记一次服务假死问题排查过程
前言
这个问题其实是今年3月份的时候发生的,最近整理文件看到之前留下的一些文件,故重新做个记录。
原因是公司某个服务遇到了一个很奇怪的问题,表现为服务进入假死状态,必须要重启,否则所有请求都会被挂起,表现如下图:
而且这个时候服务什么日志都没有打印。该服务运行几年了,之前也没有遇到过这种情况。
问题排查
对于这个情况第一时间想到的就是服务出现死锁了,导致服务假死了,所以当再次出现时,使用jstack把线程的信息打印出来进行分析,由于是docker部署的,为了不影响使用先把日志导出到一个文件,再从docker容器复制出来。
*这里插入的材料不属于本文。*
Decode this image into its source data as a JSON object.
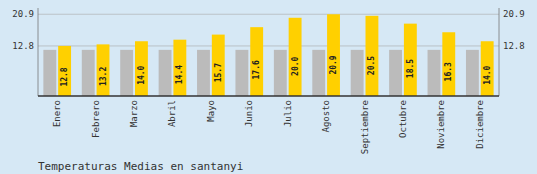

jstack -l PID > thread_stack_xxx.log
docker cp containerID:/home/thread_stack_xxx.log ~/
从日志看,能看到一些线程WAITING了(排除掉tomcat启动创建的核心线程),阻塞到takeLast方法中,部分日志如下:
"http-nio-8088-exec-1" #38 daemon prio=5 os_prio=0 cpu=0.00ms elapsed=29.93s tid=0x0000027a059aacc0 nid=0x731c waiting on condition [0x000000a0981fc000]
java.lang.Thread.State: WAITING (parking)
at jdk.internal.misc.Unsafe.park([email protected]/Native Method)
- parking to wait for <0x0000000402501a20> (a java.util.concurrent.locks.AbstractQueuedSynchronizer$ConditionObject)
at java.util.concurrent.locks.LockSupport.park([email protected]/LockSupport.java:341)
at java.util.concurrent.locks.AbstractQueuedSynchronizer$ConditionNode.block([email protected]/AbstractQueuedSynchronizer.java:506)
at java.util.concurrent.ForkJoinPool.unmanagedBlock([email protected]/ForkJoinPool.java:3465)
at java.util.concurrent.ForkJoinPool.managedBlock([email protected]/ForkJoinPool.java:3436)
at java.util.concurrent.locks.AbstractQueuedSynchronizer$ConditionObject.await([email protected]/AbstractQueuedSynchronizer.java:1623)
at com.alibaba.druid.pool.DruidDataSource.takeLast(DruidDataSource.java:2283)
at com.alibaba.druid.pool.DruidDataSource.getConnectionInternal(DruidDataSource.java:1755)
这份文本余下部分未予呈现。